S'agissant des autres vices ou défauts de conformités apparents à la livraison, signalés par M. [R] et n'ayant pas fait l'objet d'un engagement de reprise de la part de la société ASD Invest (ceux du local commercial, et s'agissant de l'appartement, la fourniture de fourreaux, le défaut de positionnement de la prise électrique extérieure, le problème de clé de l'appartement) , il reste à déterminer si l'action de M. [R] a été engagée dans le délai prévu à l'article 1648 alinéa 2 du code civil précité. Il en est de même s'agissant du défaut de finition du double vitrage et du défaut de planimétrie du palier, lesquels, apparents, n'ont pas été réservés dans le délai d'un mois ni même postérieurement, et de surcroît n'ont pas fait l'objet d'un engagement de reprise.

La livraison du local commercial étant intervenue le 9 juillet 2013, le délai de forclusion a commencé à courir le 9 août 2013. Pour l'appartement livré le 2 avril 2013, le même délai a pour point de départ le 2 mai 2013.

Il sera rappelé qu'en application de l'article 2220 du code civil, les délais de forclusion ne sont pas, sauf dispositions contraires prévues par la loi, régis par les dispositions relatives à la prescription extinctive.

M. [R] soutient à tort que le point de départ du délai de forclusion devrait être reporté à la date du dépôt du rapport d'expertise, date à laquelle il aurait eu la connaissance exacte des vices ou défauts de conformité. Le délai prévu à l'article 1648 alinéa 2 est un délai de forclusion et non de prescription, et les dispositions de l'article 2239 du code civil qui prévoit la suspension des délais de prescription pendant les mesures d'instruction ne sont pas applicables.

Au surplus, la cour a pris en compte l'apport de l'expertise judiciaire pour considérer que le défaut de conformité du plancher intermédiaire en bois n'était pas apparent à la date de livraison, étant observé, en tout état de cause, qu'il ne résulte pas de l'expertise, au-delà des explications techniques fournies par l'expert, que les autres vices ou défauts de conformité apparents aient été connus 'dans leur principe ou leur ampleur' à la date du dépôt du rapport auquel cette mesure a donné lieu.

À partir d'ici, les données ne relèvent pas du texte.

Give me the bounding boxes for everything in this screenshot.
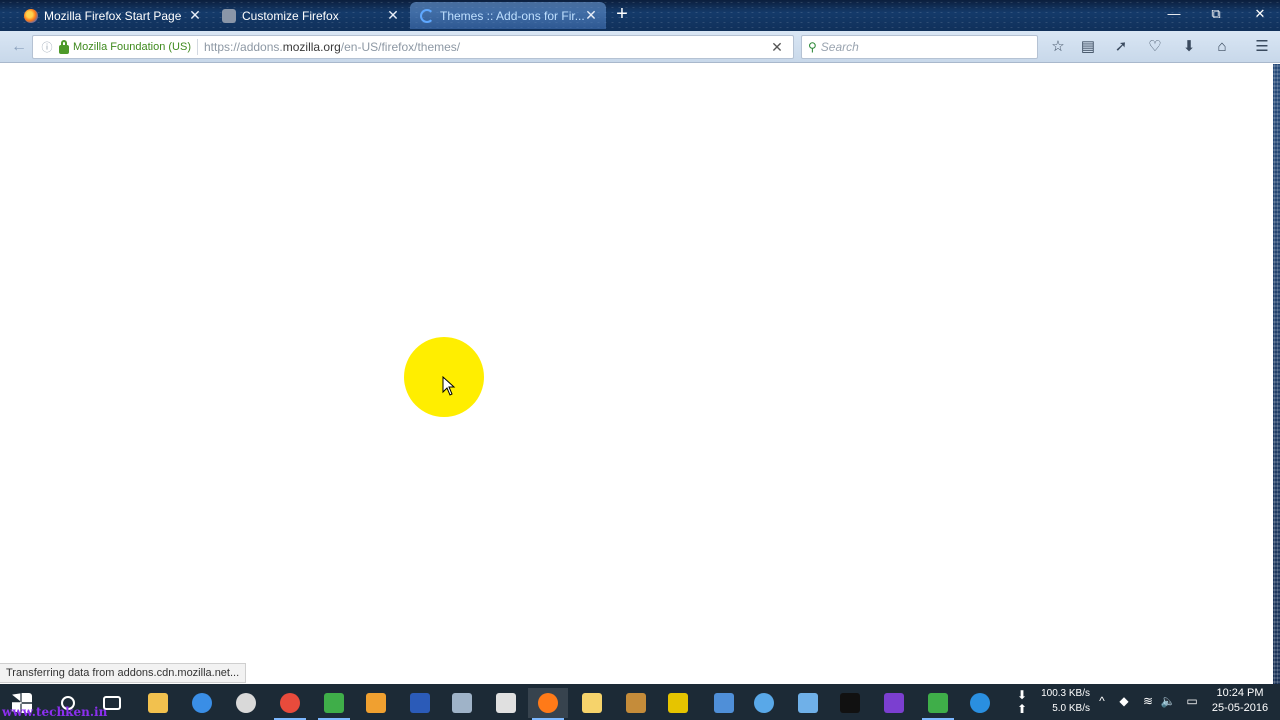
page-content [0,64,1273,684]
taskbar-app-orange[interactable] [356,688,396,718]
url-bar[interactable]: ⓘ Mozilla Foundation (US) https://addons… [32,35,794,59]
minimize-button[interactable]: — [1162,4,1186,24]
clock[interactable]: 10:24 PM 25-05-2016 [1208,686,1272,716]
search-icon: ⚲ [808,40,817,54]
site-identity[interactable]: Mozilla Foundation (US) [73,41,191,53]
taskbar-app-yellow[interactable] [658,688,698,718]
desktop-edge [1273,64,1280,684]
screen: Mozilla Firefox Start Page ✕ Customize F… [0,0,1280,720]
taskbar-app-green[interactable] [314,688,354,720]
app-red-icon [236,693,256,713]
url-domain: mozilla.org [282,40,341,54]
loading-icon [420,8,434,23]
status-bar: Transferring data from addons.cdn.mozill… [0,663,247,683]
info-icon[interactable]: ⓘ [39,39,55,55]
taskbar-app-dark[interactable] [616,688,656,718]
tab-title: Customize Firefox [242,8,339,23]
restore-button[interactable]: ⧉ [1204,4,1228,24]
wifi-icon[interactable]: ≋ [1140,693,1156,709]
url-path: /en-US/firefox/themes/ [340,40,461,54]
calculator-icon [496,693,516,713]
taskbar-cmd[interactable] [830,688,870,718]
app-gray-icon [452,693,472,713]
notification-icon[interactable]: ▭ [1184,693,1200,709]
chrome-icon [280,693,300,713]
tab-title: Themes :: Add-ons for Fir... [440,8,585,23]
volume-icon[interactable]: 🔈 [1160,693,1176,709]
firefox-icon [538,693,558,713]
close-icon[interactable]: ✕ [386,8,400,22]
stop-icon[interactable]: ✕ [769,39,785,55]
taskbar-chrome[interactable] [270,688,310,720]
folder-icon [582,693,602,713]
file-explorer-icon [148,693,168,713]
tab-customize[interactable]: Customize Firefox ✕ [212,2,408,29]
bookmark-star-icon[interactable]: ☆ [1048,38,1068,56]
app-green-icon [324,693,344,713]
divider [197,39,198,55]
new-tab-button[interactable]: + [613,4,631,24]
watermark: www.techken.in [2,705,108,719]
word-icon [410,693,430,713]
taskbar-calculator[interactable] [486,688,526,718]
app-dark-icon [626,693,646,713]
network-app-icon [714,693,734,713]
gear-icon [222,8,236,23]
search-placeholder: Search [820,40,859,54]
tab-themes[interactable]: Themes :: Add-ons for Fir... ✕ [410,2,606,29]
time: 10:24 PM [1216,687,1264,699]
home-icon[interactable]: ⌂ [1212,38,1232,56]
download-icon[interactable]: ⬇ [1179,38,1199,56]
date: 25-05-2016 [1211,702,1269,714]
close-window-button[interactable]: ✕ [1248,4,1272,24]
net-down: 100.3 KB/s [1041,688,1090,699]
taskbar-word[interactable] [400,688,440,718]
close-icon[interactable]: ✕ [188,8,202,22]
send-icon[interactable]: ➚ [1111,38,1131,56]
taskbar-network-app[interactable] [704,688,744,718]
menu-icon[interactable]: ☰ [1252,38,1272,56]
taskbar-app-green2[interactable] [918,688,958,720]
taskbar-ie[interactable] [960,688,1000,718]
taskbar-vs-app[interactable] [788,688,828,718]
app-orange-icon [366,693,386,713]
edge-icon [192,693,212,713]
search-input[interactable]: ⚲ Search [801,35,1038,59]
net-up: 5.0 KB/s [1052,703,1090,714]
taskbar-globe-app[interactable] [744,688,784,718]
taskbar-firefox[interactable] [528,688,568,720]
firefox-icon [24,8,38,23]
taskbar-edge[interactable] [182,688,222,718]
cmd-icon [840,693,860,713]
app-green2-icon [928,693,948,713]
mouse-pointer-icon [442,376,456,396]
vs-app-icon [798,693,818,713]
taskbar-app-red[interactable] [226,688,266,718]
navigation-toolbar: ← ⓘ Mozilla Foundation (US) https://addo… [0,31,1280,63]
bookmarks-list-icon[interactable]: ▤ [1078,38,1098,56]
app-yellow-icon [668,693,688,713]
pocket-icon[interactable]: ♡ [1145,38,1165,56]
network-speed: 100.3 KB/s 5.0 KB/s [1014,686,1090,720]
back-button[interactable]: ← [8,37,30,57]
tab-firefox-start[interactable]: Mozilla Firefox Start Page ✕ [14,2,210,29]
taskbar-folder[interactable] [572,688,612,718]
url-text[interactable]: https://addons.mozilla.org/en-US/firefox… [204,40,460,54]
chevron-up-icon[interactable]: ^ [1094,693,1110,709]
lock-icon [59,39,69,54]
taskbar-app-purple[interactable] [874,688,914,718]
app-tray-icon[interactable]: ◆ [1116,693,1132,709]
globe-app-icon [754,693,774,713]
app-purple-icon [884,693,904,713]
taskbar-file-explorer[interactable] [138,688,178,718]
close-icon[interactable]: ✕ [584,8,598,22]
taskbar-app-gray[interactable] [442,688,482,718]
tab-title: Mozilla Firefox Start Page [44,8,182,23]
ie-icon [970,693,990,713]
url-prefix: https://addons. [204,40,283,54]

En revanche, l'article 2241 du même code qui énonce que 'la demande en justice, même en référé, interrompt le délai de prescription ainsi que le délai de forclusion(...)' est applicable. Ainsi, une assignation en référé fait courir un nouveau délai d'un an.

Au cas présent, une ordonnance de référé a été rendue le 27 mars 2014, de sorte qu'elle a interrompu le délai de forclusion annal pour le local commercial et l'appartement jusqu'au 27 mars 2015. M. [R] indique que plusieurs ordonnances de référé sont intervenues par la suite, ce qui est confirmé par l'expert judiciaire, les 26 février 2015 pour déclarer la mesure d'expertise commune à plusieurs intervenants à l'opération de construction et étendre la mission à d'autres désordres, le 17 septembre 2015 pour notamment déclarer communes les opérations d'expertises à deux autres intervenants et la dernière le 25 avril 2017 pour étendre la mission de l'expert au défaut de respect des normes handicapées dans les locaux vendus. Ces ordonnances ne sont pas communiquées et la cour ignore la date à laquelle M. [R] avait assigné la société ASD dans le cadre de l'instance ayant donné lieu à la dernière ordonnance du 25 avril 2017. Or, même à décompter le délai d'un an à partir de l'ordonnance du 17 septembre 2015, il apparaît que M. [R] avait donc jusqu'au 17 septembre 2016 pour agir au fond à l'encontre du vendeur alors que l'acte introductif d'instance a été délivré le 18 septembre 2018 soit postérieurement au délai annal de l'article 1648 alinéa 2 du code civil.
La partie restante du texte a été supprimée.